See No Evil (1971)

Filmtipp

Atmosphäre des Films:

Kurzbesprechung:

Die „Stiefel, die den Tod bedeuten“, auf denen die deutsche Titelversion beruht, treten gleich in der ersten Szene von „See No Evil“ ins Bild. Und natürlich lässt sich da schon erahnen, dass die Trägerin oder der Träger dieses exzentrischen Schuhwerks im Cowboystil nichts Gutes im Schilde führt. Und die folgenden knapp anderthalb Stunden wird es genau darum gehen: um das Gesicht oberhalb dieser Stiefel. Mia Farrow spielt Sarah, eine junge Blinde, die bei einem Reitunfall ihr Augenlicht verloren hat und nach einer Zeit der Selbstisolation nun in das Haus ihrer Tante zurückkehrt – in einen stattlichen Landsitz der englischen Upperclass in Berkshire.

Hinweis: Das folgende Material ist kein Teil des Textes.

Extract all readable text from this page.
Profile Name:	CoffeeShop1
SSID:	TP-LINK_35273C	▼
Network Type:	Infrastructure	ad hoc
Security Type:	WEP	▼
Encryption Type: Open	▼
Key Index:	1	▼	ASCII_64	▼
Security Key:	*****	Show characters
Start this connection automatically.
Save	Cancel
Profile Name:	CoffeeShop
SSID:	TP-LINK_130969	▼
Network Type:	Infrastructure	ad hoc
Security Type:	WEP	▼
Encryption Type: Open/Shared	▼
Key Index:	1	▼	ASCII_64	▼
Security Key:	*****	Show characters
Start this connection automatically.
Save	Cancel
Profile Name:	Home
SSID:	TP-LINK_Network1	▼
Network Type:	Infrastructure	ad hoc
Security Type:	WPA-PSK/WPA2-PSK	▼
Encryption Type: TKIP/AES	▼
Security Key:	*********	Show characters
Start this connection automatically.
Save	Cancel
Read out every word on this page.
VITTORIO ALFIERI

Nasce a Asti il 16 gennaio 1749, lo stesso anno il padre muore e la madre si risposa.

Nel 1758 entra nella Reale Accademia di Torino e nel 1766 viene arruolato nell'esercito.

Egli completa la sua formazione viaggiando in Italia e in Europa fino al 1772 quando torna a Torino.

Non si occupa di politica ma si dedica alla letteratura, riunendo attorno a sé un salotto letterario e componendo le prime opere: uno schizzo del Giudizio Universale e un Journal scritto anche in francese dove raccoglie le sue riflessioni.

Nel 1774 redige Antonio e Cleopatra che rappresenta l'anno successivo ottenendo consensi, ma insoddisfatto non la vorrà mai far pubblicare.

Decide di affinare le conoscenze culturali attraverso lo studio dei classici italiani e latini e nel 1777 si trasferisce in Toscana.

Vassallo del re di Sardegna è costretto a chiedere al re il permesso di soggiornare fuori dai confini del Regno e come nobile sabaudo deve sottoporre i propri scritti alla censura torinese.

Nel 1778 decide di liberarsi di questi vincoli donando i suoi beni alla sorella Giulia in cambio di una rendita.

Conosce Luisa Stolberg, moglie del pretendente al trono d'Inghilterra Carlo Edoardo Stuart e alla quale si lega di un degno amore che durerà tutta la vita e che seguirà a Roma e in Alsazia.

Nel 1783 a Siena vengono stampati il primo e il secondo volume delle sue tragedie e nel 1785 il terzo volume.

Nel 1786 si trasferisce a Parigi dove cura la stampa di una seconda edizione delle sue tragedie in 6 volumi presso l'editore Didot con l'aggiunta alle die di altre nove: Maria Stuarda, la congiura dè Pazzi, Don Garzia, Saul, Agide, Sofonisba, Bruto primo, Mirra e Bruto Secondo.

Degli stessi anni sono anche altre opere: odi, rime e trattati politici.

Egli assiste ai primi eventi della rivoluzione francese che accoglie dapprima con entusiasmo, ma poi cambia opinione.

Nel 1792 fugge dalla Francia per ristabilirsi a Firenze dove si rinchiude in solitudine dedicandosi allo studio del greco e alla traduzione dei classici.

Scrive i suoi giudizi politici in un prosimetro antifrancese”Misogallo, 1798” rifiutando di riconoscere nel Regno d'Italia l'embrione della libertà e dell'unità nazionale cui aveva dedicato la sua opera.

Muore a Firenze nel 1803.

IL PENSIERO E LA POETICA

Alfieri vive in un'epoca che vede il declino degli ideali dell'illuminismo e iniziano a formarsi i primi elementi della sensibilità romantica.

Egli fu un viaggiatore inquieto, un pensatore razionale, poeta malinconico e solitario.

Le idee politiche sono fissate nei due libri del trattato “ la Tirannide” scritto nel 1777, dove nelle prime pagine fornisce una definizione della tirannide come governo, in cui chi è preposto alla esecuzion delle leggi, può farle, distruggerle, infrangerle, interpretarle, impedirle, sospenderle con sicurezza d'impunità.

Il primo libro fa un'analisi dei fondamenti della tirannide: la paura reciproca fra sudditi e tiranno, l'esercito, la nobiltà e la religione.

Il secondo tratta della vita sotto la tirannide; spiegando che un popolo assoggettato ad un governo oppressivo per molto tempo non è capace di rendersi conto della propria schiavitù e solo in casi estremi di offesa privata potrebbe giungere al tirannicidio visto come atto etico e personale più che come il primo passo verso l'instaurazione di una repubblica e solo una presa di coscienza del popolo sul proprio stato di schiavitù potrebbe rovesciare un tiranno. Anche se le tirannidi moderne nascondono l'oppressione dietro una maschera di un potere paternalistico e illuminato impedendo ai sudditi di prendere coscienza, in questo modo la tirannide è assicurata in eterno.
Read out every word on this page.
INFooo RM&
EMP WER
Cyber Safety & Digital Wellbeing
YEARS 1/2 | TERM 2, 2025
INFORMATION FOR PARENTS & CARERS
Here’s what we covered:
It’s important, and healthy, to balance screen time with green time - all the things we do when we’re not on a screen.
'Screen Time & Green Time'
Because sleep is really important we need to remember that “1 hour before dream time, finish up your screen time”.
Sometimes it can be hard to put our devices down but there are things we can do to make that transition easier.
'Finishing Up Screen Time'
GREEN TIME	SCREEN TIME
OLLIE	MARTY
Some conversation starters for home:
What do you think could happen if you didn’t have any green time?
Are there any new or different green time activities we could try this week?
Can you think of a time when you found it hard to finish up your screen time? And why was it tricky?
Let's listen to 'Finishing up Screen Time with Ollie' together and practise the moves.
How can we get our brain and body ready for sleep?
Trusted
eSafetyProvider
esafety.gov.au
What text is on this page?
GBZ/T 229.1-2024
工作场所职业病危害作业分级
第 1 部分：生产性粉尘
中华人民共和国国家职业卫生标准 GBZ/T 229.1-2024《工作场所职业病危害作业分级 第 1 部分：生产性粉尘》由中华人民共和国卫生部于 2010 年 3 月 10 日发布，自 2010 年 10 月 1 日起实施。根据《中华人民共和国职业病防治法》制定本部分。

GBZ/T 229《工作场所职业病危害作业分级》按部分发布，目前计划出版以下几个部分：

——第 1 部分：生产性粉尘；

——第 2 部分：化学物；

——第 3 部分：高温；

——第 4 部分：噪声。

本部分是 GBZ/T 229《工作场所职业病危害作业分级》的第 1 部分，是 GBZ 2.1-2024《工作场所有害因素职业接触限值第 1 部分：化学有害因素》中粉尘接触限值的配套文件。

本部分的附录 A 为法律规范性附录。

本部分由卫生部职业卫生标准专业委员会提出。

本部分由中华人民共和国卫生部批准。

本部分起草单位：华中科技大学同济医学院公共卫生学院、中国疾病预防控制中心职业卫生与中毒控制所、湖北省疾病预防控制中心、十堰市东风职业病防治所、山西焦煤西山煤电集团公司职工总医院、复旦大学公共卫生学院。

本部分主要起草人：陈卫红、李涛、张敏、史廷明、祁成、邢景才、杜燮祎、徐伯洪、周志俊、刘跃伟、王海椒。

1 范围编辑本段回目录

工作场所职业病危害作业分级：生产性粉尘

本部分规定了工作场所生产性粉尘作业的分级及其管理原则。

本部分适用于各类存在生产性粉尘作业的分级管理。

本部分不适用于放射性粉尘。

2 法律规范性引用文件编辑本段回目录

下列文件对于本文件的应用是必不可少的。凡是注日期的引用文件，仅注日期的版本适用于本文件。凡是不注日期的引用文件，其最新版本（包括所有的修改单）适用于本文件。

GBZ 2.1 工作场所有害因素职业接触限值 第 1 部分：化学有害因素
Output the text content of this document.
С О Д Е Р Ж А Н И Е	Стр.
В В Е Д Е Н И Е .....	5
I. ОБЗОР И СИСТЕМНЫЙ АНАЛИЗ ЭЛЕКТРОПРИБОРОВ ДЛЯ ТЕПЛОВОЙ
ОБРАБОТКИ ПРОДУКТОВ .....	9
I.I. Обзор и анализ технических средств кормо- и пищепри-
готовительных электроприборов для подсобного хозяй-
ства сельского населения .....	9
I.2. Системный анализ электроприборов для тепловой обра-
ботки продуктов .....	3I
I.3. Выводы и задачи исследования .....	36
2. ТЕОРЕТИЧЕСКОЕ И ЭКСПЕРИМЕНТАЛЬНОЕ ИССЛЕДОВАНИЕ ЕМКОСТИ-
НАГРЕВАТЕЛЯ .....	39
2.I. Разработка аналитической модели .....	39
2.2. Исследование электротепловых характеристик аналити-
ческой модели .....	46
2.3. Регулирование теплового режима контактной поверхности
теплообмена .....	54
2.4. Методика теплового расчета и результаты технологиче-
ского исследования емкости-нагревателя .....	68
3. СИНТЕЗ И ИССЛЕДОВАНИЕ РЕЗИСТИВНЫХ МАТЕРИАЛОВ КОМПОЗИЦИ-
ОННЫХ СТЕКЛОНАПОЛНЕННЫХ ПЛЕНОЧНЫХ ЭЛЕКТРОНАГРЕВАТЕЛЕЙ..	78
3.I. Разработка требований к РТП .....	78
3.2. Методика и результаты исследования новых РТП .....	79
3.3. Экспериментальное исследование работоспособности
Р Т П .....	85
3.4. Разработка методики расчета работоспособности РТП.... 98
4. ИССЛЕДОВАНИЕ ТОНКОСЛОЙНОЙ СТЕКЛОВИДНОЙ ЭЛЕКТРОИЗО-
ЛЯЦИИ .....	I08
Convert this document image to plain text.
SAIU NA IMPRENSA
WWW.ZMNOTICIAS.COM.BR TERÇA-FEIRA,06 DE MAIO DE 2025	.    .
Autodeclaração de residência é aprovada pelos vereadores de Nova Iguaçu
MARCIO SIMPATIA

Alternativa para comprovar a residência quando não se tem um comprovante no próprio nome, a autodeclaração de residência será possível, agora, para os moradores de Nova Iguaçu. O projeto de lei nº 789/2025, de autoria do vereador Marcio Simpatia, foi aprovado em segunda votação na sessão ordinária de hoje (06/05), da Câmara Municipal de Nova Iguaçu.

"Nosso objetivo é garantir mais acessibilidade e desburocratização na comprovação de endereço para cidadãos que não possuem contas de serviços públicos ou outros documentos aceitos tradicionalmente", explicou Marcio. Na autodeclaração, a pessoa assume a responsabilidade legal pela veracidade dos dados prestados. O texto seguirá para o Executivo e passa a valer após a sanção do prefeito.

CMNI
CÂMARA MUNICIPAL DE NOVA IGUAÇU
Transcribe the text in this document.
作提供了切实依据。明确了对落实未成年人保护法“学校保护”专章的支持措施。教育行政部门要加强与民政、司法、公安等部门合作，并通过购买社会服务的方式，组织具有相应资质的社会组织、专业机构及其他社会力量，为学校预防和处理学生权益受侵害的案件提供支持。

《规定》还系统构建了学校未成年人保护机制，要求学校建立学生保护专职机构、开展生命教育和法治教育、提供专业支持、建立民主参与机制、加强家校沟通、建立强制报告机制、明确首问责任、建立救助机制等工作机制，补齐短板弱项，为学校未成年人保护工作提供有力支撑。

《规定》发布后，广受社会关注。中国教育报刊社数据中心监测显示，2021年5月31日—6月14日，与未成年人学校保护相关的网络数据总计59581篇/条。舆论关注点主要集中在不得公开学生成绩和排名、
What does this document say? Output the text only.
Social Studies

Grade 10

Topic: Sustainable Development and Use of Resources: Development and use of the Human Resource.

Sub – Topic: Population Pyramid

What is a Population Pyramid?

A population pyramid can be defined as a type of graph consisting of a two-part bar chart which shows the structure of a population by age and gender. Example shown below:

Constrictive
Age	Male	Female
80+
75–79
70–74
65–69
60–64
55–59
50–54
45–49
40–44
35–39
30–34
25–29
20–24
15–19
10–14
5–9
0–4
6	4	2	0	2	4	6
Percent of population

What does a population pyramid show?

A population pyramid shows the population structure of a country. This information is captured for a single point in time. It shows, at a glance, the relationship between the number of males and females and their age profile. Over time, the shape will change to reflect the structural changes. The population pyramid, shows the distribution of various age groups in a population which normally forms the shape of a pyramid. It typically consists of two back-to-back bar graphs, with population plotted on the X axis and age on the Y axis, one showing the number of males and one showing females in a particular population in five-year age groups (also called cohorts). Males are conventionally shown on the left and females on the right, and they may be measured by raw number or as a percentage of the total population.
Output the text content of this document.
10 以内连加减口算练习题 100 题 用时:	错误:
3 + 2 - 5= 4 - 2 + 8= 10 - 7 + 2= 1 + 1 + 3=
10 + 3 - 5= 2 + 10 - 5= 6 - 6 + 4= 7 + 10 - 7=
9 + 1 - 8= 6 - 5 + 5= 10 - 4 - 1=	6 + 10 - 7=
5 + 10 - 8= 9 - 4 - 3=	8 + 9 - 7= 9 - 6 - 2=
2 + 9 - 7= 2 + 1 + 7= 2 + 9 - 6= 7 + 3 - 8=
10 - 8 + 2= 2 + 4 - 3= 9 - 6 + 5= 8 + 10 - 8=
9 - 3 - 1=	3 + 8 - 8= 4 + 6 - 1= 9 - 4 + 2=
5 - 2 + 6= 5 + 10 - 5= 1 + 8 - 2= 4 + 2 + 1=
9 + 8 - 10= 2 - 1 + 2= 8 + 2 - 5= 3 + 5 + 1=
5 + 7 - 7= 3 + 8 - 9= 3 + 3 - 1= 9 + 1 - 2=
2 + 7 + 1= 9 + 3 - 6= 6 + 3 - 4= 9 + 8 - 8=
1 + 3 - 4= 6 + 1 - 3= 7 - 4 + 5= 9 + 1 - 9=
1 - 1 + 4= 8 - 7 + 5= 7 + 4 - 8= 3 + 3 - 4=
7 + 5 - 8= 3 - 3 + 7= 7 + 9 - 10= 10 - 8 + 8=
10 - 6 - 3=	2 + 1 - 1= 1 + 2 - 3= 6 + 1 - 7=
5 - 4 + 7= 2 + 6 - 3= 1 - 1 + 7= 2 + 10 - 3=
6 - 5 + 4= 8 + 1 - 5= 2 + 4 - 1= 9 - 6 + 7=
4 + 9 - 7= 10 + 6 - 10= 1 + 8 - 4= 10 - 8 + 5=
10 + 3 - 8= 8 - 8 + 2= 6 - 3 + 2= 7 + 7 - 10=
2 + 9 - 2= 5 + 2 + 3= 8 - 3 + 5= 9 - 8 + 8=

Der – teils enorme – Suspense von „See No Evil“ erwächst aus dem völlig unterschiedlichen Kenntnisstand des Publikums und der Protagonistin: Während sie sich arglos durch das Haus tastet, sehen wir, was dort geschehen ist. Der einzige Aspekt, bei dem uns Richard Fleischer mit Sarah effektiv gleichstellt, ist die unbekannte Person, die von der ersten Szene des Films an bis zum Schluss lediglich anhand ihrer Cowboystiefel gezeigt wird und bei der uns die Kamera mit stark eingeschränkter Sicht auf den Straßenasphalt oder den Kneipenfußboden versetzt. Die ländliche Abgeschiedenheit wird hier nicht idyllisiert, sondern dient ganz im Gegenteil als Grundlage einer beklemmenden Einsamkeit und des Gefühls, einer anonymen Bedrohung ausgeliefert zu sein. Man wundert sich hinterher nicht, dass der Drehbuchautor Brian Clemens auch an And Soon the Darkness“ (1970) mitgeschrieben hat, bei dem zwei Mädchen beim Radurlaub in Frankreich auf der Landstraße in ein düsteres Schicksal gesogen werden. „See No Evil“ ist in seiner denkbar unspektakulären Szenerie (die Villa, ein Wald, eine Kiesgrube) und den souverän herbeigeführten Spannungsmomenten ein unbedingt sehenswertes Horrorthrillerschmuckstück.